A DELICIOSA ANTÍTESE APOCALÍPTICA DE TOM ZÉ
Na herança cristã, o livro do Apocalipse é bastante controvertido. Desde as discussões iniciais sobre se deveria ou não ser incluído no cânon do Novo Testamento, até sua comparação com os outros textos de literatura apocalíptica, através de vinte séculos de história ele tem tido as mais diversas interpretações. Nas idades moderna e contemporânea, no entanto, as conclusões sobre ele têm sido as mais mirabolantes.
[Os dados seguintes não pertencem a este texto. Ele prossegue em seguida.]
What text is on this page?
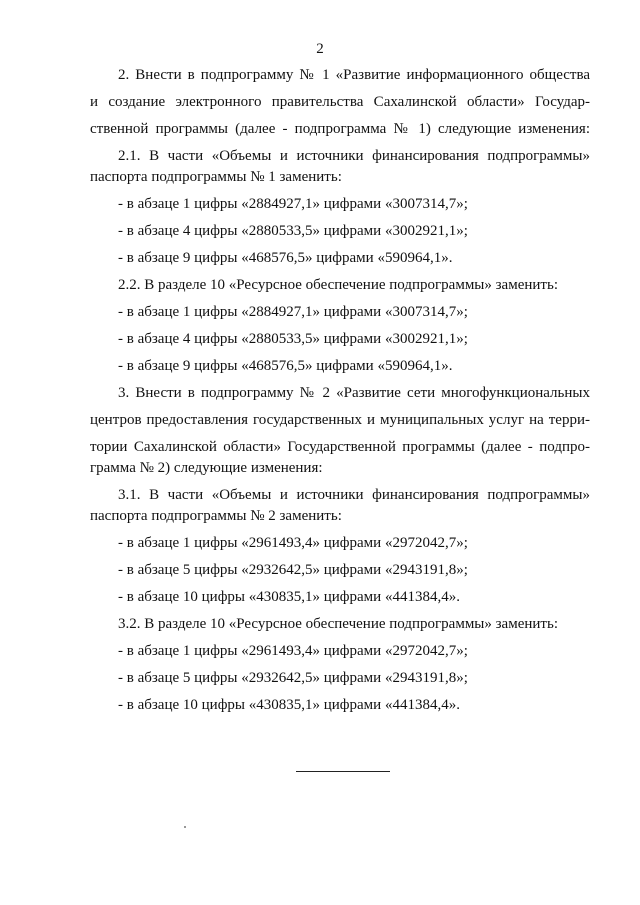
2
2. Внести в подпрограмму № 1 «Развитие информационного общества
и создание электронного правительства Сахалинской области» Государ-
ственной программы (далее - подпрограмма № 1) следующие изменения:
2.1. В части «Объемы и источники финансирования подпрограммы»
паспорта подпрограммы № 1 заменить:
- в абзаце 1 цифры «2884927,1» цифрами «3007314,7»;
- в абзаце 4 цифры «2880533,5» цифрами «3002921,1»;
- в абзаце 9 цифры «468576,5» цифрами «590964,1».
2.2. В разделе 10 «Ресурсное обеспечение подпрограммы» заменить:
- в абзаце 1 цифры «2884927,1» цифрами «3007314,7»;
- в абзаце 4 цифры «2880533,5» цифрами «3002921,1»;
- в абзаце 9 цифры «468576,5» цифрами «590964,1».
3. Внести в подпрограмму № 2 «Развитие сети многофункциональных
центров предоставления государственных и муниципальных услуг на терри-
тории Сахалинской области» Государственной программы (далее - подпро-
грамма № 2) следующие изменения:
3.1. В части «Объемы и источники финансирования подпрограммы»
паспорта подпрограммы № 2 заменить:
- в абзаце 1 цифры «2961493,4» цифрами «2972042,7»;
- в абзаце 5 цифры «2932642,5» цифрами «2943191,8»;
- в абзаце 10 цифры «430835,1» цифрами «441384,4».
3.2. В разделе 10 «Ресурсное обеспечение подпрограммы» заменить:
- в абзаце 1 цифры «2961493,4» цифрами «2972042,7»;
- в абзаце 5 цифры «2932642,5» цифрами «2943191,8»;
- в абзаце 10 цифры «430835,1» цифрами «441384,4».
De um livro escrito para encorajar os cristãos sob intensa perseguição romana, um texto cujo tema central era a esperança, o Apocalipse passou a ser sinônimo de catástrofe e de destruição, de escapismo e de alienação.
Aí vêm os nossos amigos poetas da MPB, pra nos ajudar a resgatar valores que nos são tão caros e que incluem a felicidade vindoura e a esperança escatológica, como no caso da linda canção do Tom Zé, Menina Amanhã de Manhã, que afirma categoricamente que a felicidade irá desabar sobre os homens, em contraste agudo com a morte e a destruição prenunciadas pelo texto sagrado e que desabam sobre a humanidade. E mais, a felicidade como um bem inexorável, inevitável, quase que imposto à vida, do qual ninguém pode (nem gostaria de) escapar. E terminando com um convite sutil: “não queira dormir no ponto”. A felicidade está à mão. Não deixe que ela vá embora, menina.
Pra não terminar sem fazer justiça ao Apocalipse, o contraste entre a canção e o livro não é tão gritante assim: apesar de falar sobre destruição e morte, o livro termina falando de vida, de paz duradoura, de cura para as nações, de felicidade enfim.
Menina amanhã de manhã
Quando a gente acordar
Quero te dizer que a felicidade vai
Desabar sobre os homens, vai
Desabar sobre os homens, vai
Desabar sobre os homens
Na hora ninguém escapa
Debaixo da cama, ninguém se esconde
A felicidade vai
Desabar sobre os homens, vai
Desabar sobre os homens, vai
Desabar sobre os homens
Menina, ela mete medo
Menina ela fecha a roda
Menina não tem saída
De cima, de banda ou de lado
Menina olhe pra frente
Oh! Menina, tome cuidado
Não queira dormir no ponto
Segure o jogo, atenção
De manhã…
por Jorge Camargo
Ouça abaixo a gravação original feita por Tom Zé no genial “Estudando o Samba” de 1976.
Jorge Camargo é músico, professor, tradutor (juramentado, em inglês), intérprete de conferências e escritor. Mestre em Ciências da Religião pela Universidade Presbiteriana Mackenzie, de São Paulo. É também sócio-proprietário da empresa Quase a Mesma Coisa, dedicada a tradução e interpretação, em diversos idiomas.
Tem mais de 30 anos de experiência musical, como compositor e intérprete. Pesquisa a presença, a influência e a importância do sagrado na música popular brasileira e as interfaces entre a arte, a cultura, a filosofia e a religião.
2 Comentários
emerson
20 de fevereiro de 2014Muito bom as colocações que desmitificam as idéias preconcebidas sobre vários temas que nos permeiam, precisamos de pessoas cristãs abertas ao que e novo, e também aquilo que traz o frescor de uma nova era apocalíptica sobre nós. Valeu!!!
Alberto
2 de fevereiro de 2016Então, vale muito a pena contribuir com a causa de encontrar espiritualidade também na música dita secular. Isso pode nos levar à conscientização de que não se deve separar “música sacra/gospel/evangélica” de “música secular”. O que existe, na verdade, é “Música” e ponto final. Letra é uma questão à parte, que, se quiserem, pode ser discutida. Mas Música, acredito que não.